In early April, US media reported that Fauci's security detail had been increased due to growing threats against the medical expert, with police reportedly stationed around the clock outside his home.
Drosten revealed in an interview with British newspaper The Guardian that he has also received death threats. The revelation sparked headlines across Germany, prompting political leaders like Bavaria State Premier Markus Söder to jump to the defense of virologists.
In his interview with The Guardian,Drosten said many view him as "the evil guy who is crippling the economy."
"I get death threats, which I pass on to the police," he told the newspaper. A spokesperson for the Berlin police declined to comment to DW on the threats.

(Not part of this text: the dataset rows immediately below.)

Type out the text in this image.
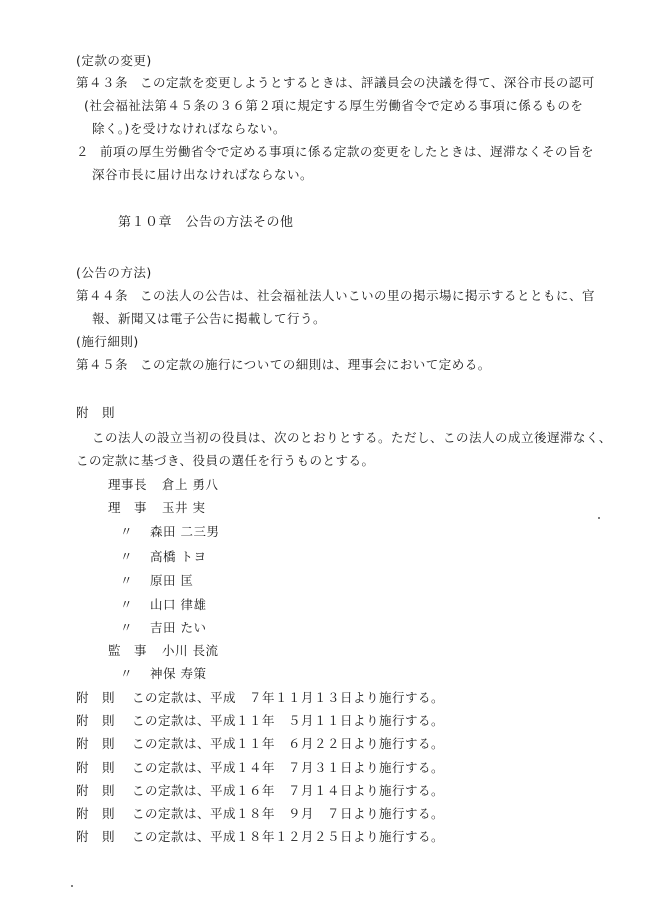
(定款の変更)
第４３条 この定款を変更しようとするときは、評議員会の決議を得て、深谷市長の認可
(社会福祉法第４５条の３６第２項に規定する厚生労働省令で定める事項に係るものを
除く。)を受けなければならない。
２ 前項の厚生労働省令で定める事項に係る定款の変更をしたときは、遅滞なくその旨を
深谷市長に届け出なければならない。
第１０章　公告の方法その他
(公告の方法)
第４４条 この法人の公告は、社会福祉法人いこいの里の掲示場に掲示するとともに、官
報、新聞又は電子公告に掲載して行う。
(施行細則)
第４５条 この定款の施行についての細則は、理事会において定める。
附　則
この法人の設立当初の役員は、次のとおりとする。ただし、この法人の成立後遅滞なく、
この定款に基づき、役員の選任を行うものとする。
理事長 倉上 勇八
理　事 玉井 実
〃 森田 二三男
〃 高橋 トヨ
〃 原田 匡
〃 山口 律雄
〃 吉田 たい
監　事 小川 長流
〃 神保 寿策
附　則 この定款は、平成　７年１１月１３日より施行する。
附　則 この定款は、平成１１年　５月１１日より施行する。
附　則 この定款は、平成１１年　６月２２日より施行する。
附　則 この定款は、平成１４年　７月３１日より施行する。
附　則 この定款は、平成１６年　７月１４日より施行する。
附　則 この定款は、平成１８年　９月　７日より施行する。
附　則 この定款は、平成１８年１２月２５日より施行する。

In an episode of his podcast in early April, the virologist said he received an email holding him personally responsible for the death of Thomas Schäfer, the finance minister for the state of Hesse. Schäfer died in a suspected suicide at the end of March, with officials at the time saying he was worried about managing the COVID-19 pandemic.
When asked on his podcast this week about why he continues to work so publicly despite the potential threats to his personal safety, Drosten made clear that he strongly believes in the progress Germany has made and is committed to helping maintain the country's early wins.
"People are asking how the Germans managed this. There are two components: the early and broad availability of diagnostic tests and the belief in science — in politics as well as in the general public," Drosten explained.
"I don't see why we should throw that overboard now," he said. "That's the reason why am continuing."